Fuarda öne çıkan en önemli husus ise; bazı ürünlerin ilk kez bu fuarda görücüye çıkmış olmasıdır.Yerli üretim ürünler, enerji tasarrufu sağlayan yeni sistemler veya değişik enerjiler kullanan makineler, bu fuarın, en başta yaptığımız ihtisas fuarı tanımlamasına ne kadar uygun olduğunun açık bir göstergesidir. Sayın Ahmet Bazmanoğlu’nun, bu konuya ilişkin söylediği güzel bir sözünü kendisinin izniyle paylaşmak isterim; “Bu fuarda kendi markamla gurur duyduğum kadar, rakiplerimle de gurur duydum” Erdemli kişiliğin, deneyimli, uzman iş adamı kimliğiyle bileşiminden doğan bu söz, beni çok ama çok mutlu etti. Zira, tüm katılımcı firmalar tam bir fuar bilinci ile yerlerini almışlardı. Stantları, imalatları, görsel zenginlikleri, ikramları, kadroları aklınıza gelebilecek pek çok şey, eksiksiz olarak ziyaretçilerin beğenisine sunuldu. Dolayısıyla, bu anlamda söylenebilecek pek bir şey yoktu; fakat bir husus var ki; asıl o noktayı gözden kaçırıyoruz sanıyorum.
Bakınız dostlar, hepimiz belki sayısız yurt dışı fuarına tanıklık etmişizdir. En son Almanya’da yapılan IFAT, bu durumun en canlı örneğidir. Mazisi çok eski yıllara dayanan bu fuarı; 2012 yılında, neredeyse iki yüz elli bin kişi ziyaret etmiştir. Katılan firma sayısına ve ziyaretçi sayısına bakıldığında, firma başına en az yüz ziyaretçi düşüyor. Burada, iki önemli hususun altını çizmek gerek; öncelikle bir fuarın başarısında, geçmişi ve bir geleneğe sahip olmasının önemi ile katılımcı firmaların fuar organizasyonundaki etkinliği. İşte bu noktada, ARÜSDER kendi özeleştirisini yapmakta ve gelecek yıllarda düzenlenecek olan fuarlar için gerekli tedbirleri almaktadır; ancak firmalarımıza da bu noktada çok önemli görevler düşmektedir. Kaç adet davetiye dağıttıkları, fuara ne kadar ziyaretçi getirebildikleri, kendi ölçeklerinde fuara katılımcı çekmek için ne kadar çaba harcadıkları da üzerinde düşünülmesi gereken hususlardan bazılarıdır. Elbette esas olarak sorumluluk, fuarı düzenleyen organizasyon firmasınındır. Bunu inkar etmek niyetinde değilim. Ama dostlar, bu fuar özelliği gereği biraz farklı…Farkı nedir?

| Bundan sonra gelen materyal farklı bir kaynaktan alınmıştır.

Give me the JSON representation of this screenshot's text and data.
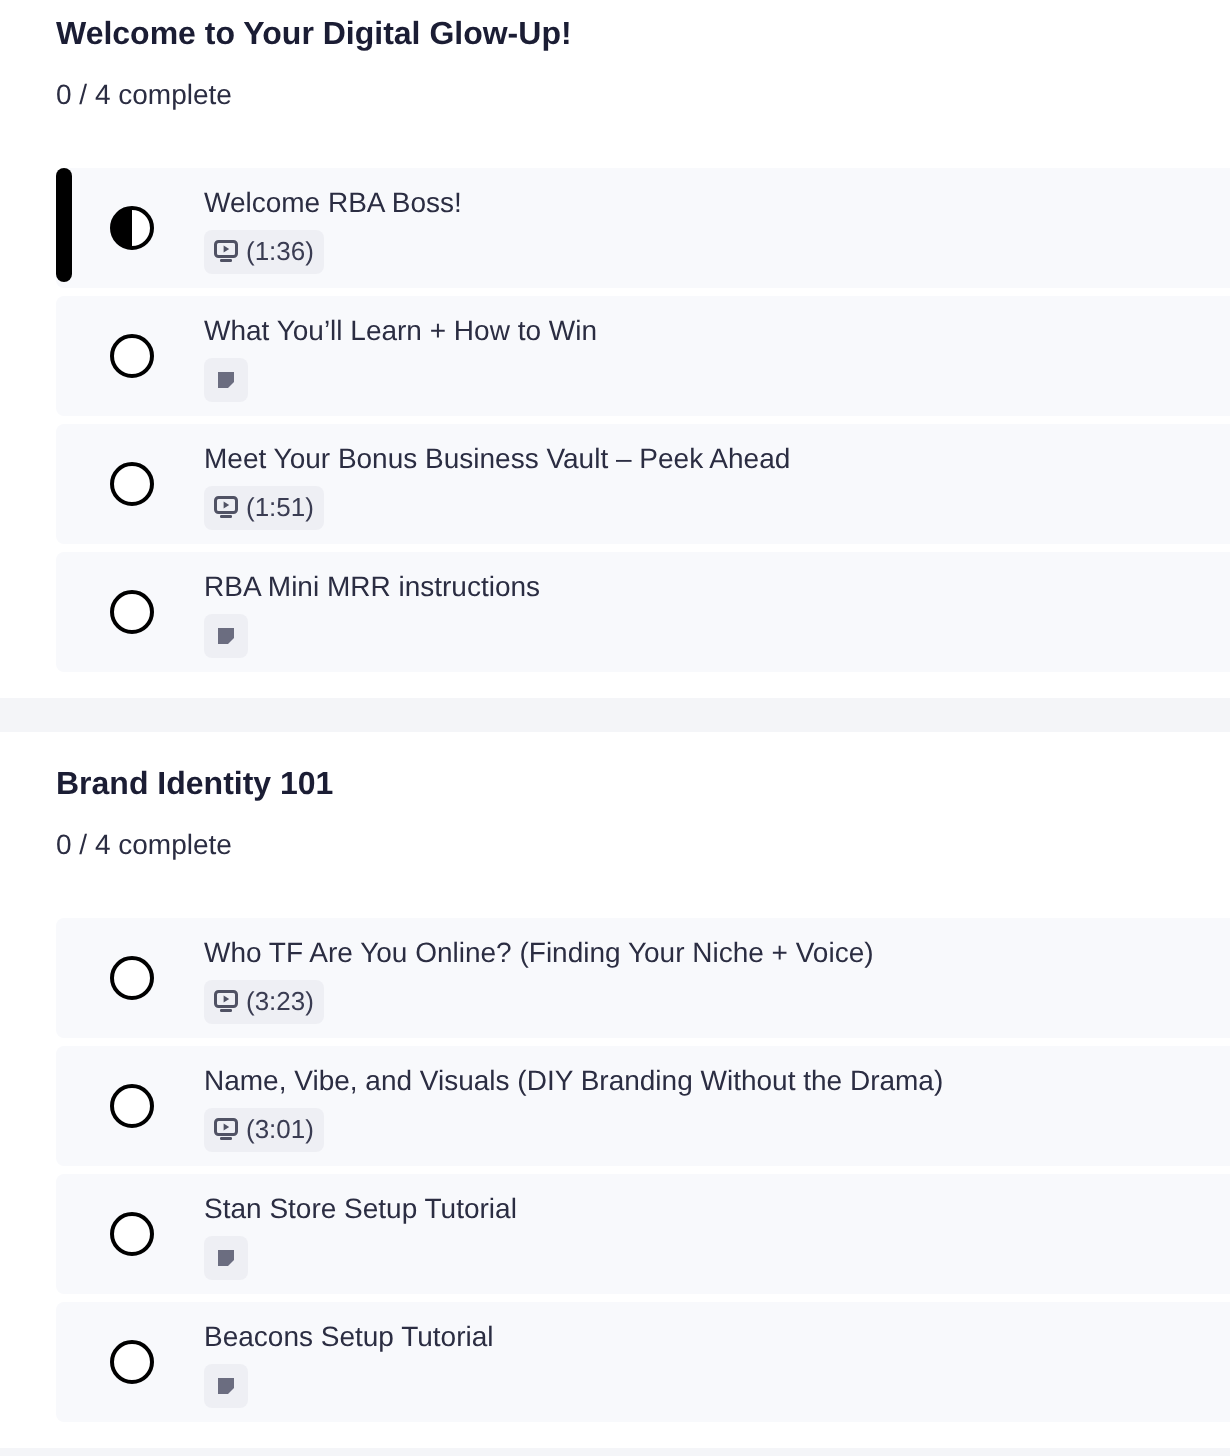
{
  "sections": [
    {
      "title": "Welcome to Your Digital Glow-Up!",
      "progress": "0 / 4 complete",
      "lessons": [
        {
          "title": "Welcome RBA Boss!",
          "started": true,
          "selected": true,
          "kind": "video",
          "duration": "(1:36)"
        },
        {
          "title": "What You’ll Learn + How to Win",
          "started": false,
          "selected": false,
          "kind": "text"
        },
        {
          "title": "Meet Your Bonus Business Vault – Peek Ahead",
          "started": false,
          "selected": false,
          "kind": "video",
          "duration": "(1:51)"
        },
        {
          "title": "RBA Mini MRR instructions",
          "started": false,
          "selected": false,
          "kind": "text"
        }
      ]
    },
    {
      "title": "Brand Identity 101",
      "progress": "0 / 4 complete",
      "lessons": [
        {
          "title": "Who TF Are You Online? (Finding Your Niche + Voice)",
          "started": false,
          "selected": false,
          "kind": "video",
          "duration": "(3:23)"
        },
        {
          "title": "Name, Vibe, and Visuals (DIY Branding Without the Drama)",
          "started": false,
          "selected": false,
          "kind": "video",
          "duration": "(3:01)"
        },
        {
          "title": "Stan Store Setup Tutorial",
          "started": false,
          "selected": false,
          "kind": "text"
        },
        {
          "title": "Beacons Setup Tutorial",
          "started": false,
          "selected": false,
          "kind": "text"
        }
      ]
    }
  ]
}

Farkı şudur: bu fuar, bizim derneğimizin, ARÜSDER’in fuarıdır. Yani, aslında bu fuarda, hepimiz ev sahibi sayılırız. ARÜSDER’de olduğu gibi. Nasıl ki; derneğimizde, hepimiz birer yönetici, birer başkan, birer parça isek, fuara da böyle bakmalıyız. Eleştirmek elbette hepimizin hakkı; ama geliştirmek için de çaba göstermek gerek. Alt tarafı bir yemek parası sayılabilecek aylık aidatlar ödenmezken, yapılanı karalamak olmamalı eleştirinin adı. Eksik olan yerde herkesin hakkı, işin gereğidir eleştiri, kabul etmeyen ise hem sorumlu hem de sorunludur sonuçtan. Ama adil olunabildiği sürece… Demem o ki dostlar; bizlere düşen bir olmak iri olmak, diri olmaktır. Büyüyen bir organizmanın giderek daha çok şeye ihtiyaç duyacağını bilmeliyiz. Tıpkı bir bebek gibi.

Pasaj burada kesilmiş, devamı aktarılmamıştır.